第16章 子犬のワルツにご注意を※
宇髄さんが怒らなかった理由に納得ができると少しだけ羞恥心が減った気がした。
私のことに飽きたわけでもなければ、嫌いになったわけでもない。
理由を聞いてしまえば愛を感じてしまって愛おしくてたまらなかった。
しかし、私は自分の発言の中でうっかりと失態を犯していたことにこの後気付かされた。
本当に失態としか言いようがなくて言われた瞬間、時が止まったように感じた。
「なぁ、そう言えばこの犬っころ、どこ怪我したんだよ?大丈夫なのか?」
「………え?」
「え?ってさっき言ったじゃねぇか。
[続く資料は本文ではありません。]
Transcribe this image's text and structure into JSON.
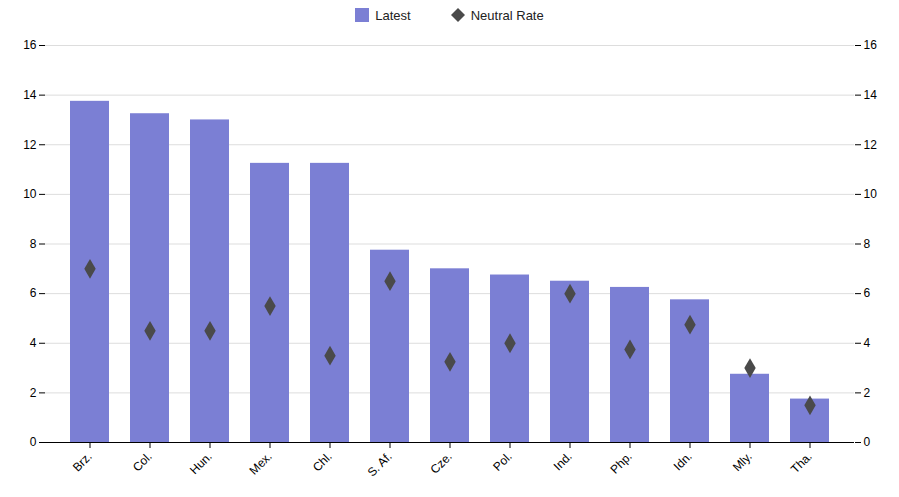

怪我して助けたらついて来たって。」
──言った。
確かに言った。
間違いなく言った。
何故そんなこと言ったのだ?!
怪我などない。だって治してしまったから。
傷口は綺麗さっぱり元通りだ。
でも、こんな時の私は取り繕うことなんてできない。他の人ならまだしも相手は"宇髄天元様"。
私のことを知り尽くしている男。
「……そ、それは…話すと長くなります…。」
「……長くねぇだろ?簡潔に、且つ俺が納得できるように教えてくれよ?ほの花ちゃん?場合によっては…。」
「よ、よっては…?」
「朝まで抱く。寝ても何度でも起こして朝まで。何なら二日くらい寝床から出さねぇ。」
エゲツないこと言ってくださる……。
目は座っているのに口元だけ笑っている宇髄さんからは今度こそ"怒り"の感情が読み取れた。
まさか、こっちで怒られるなんて思ってもいなかった私は完全に墓穴を掘った。
掘ったならば今、その穴に入りたい。入って見えないようにさせてくれ…!と脳内で繰り広げる無意味な願いは彼の視線によって最も簡単に崩される。
「話すと長くなるんだろ?ちょうど良いじゃねぇか。朝まで長いからな?」
「さ、流石にそれは泣きますー…!」
「ああ、可愛く啼けよ?」
"ワンワンッ!!"
「お前じゃねぇ!しかもそっちの鳴くじゃねぇし!!」
ころのすけに向かってこどものように怒っている宇髄さんだが、怒っている内容が内容なだけに私は口を挟むこともできずに項垂れた。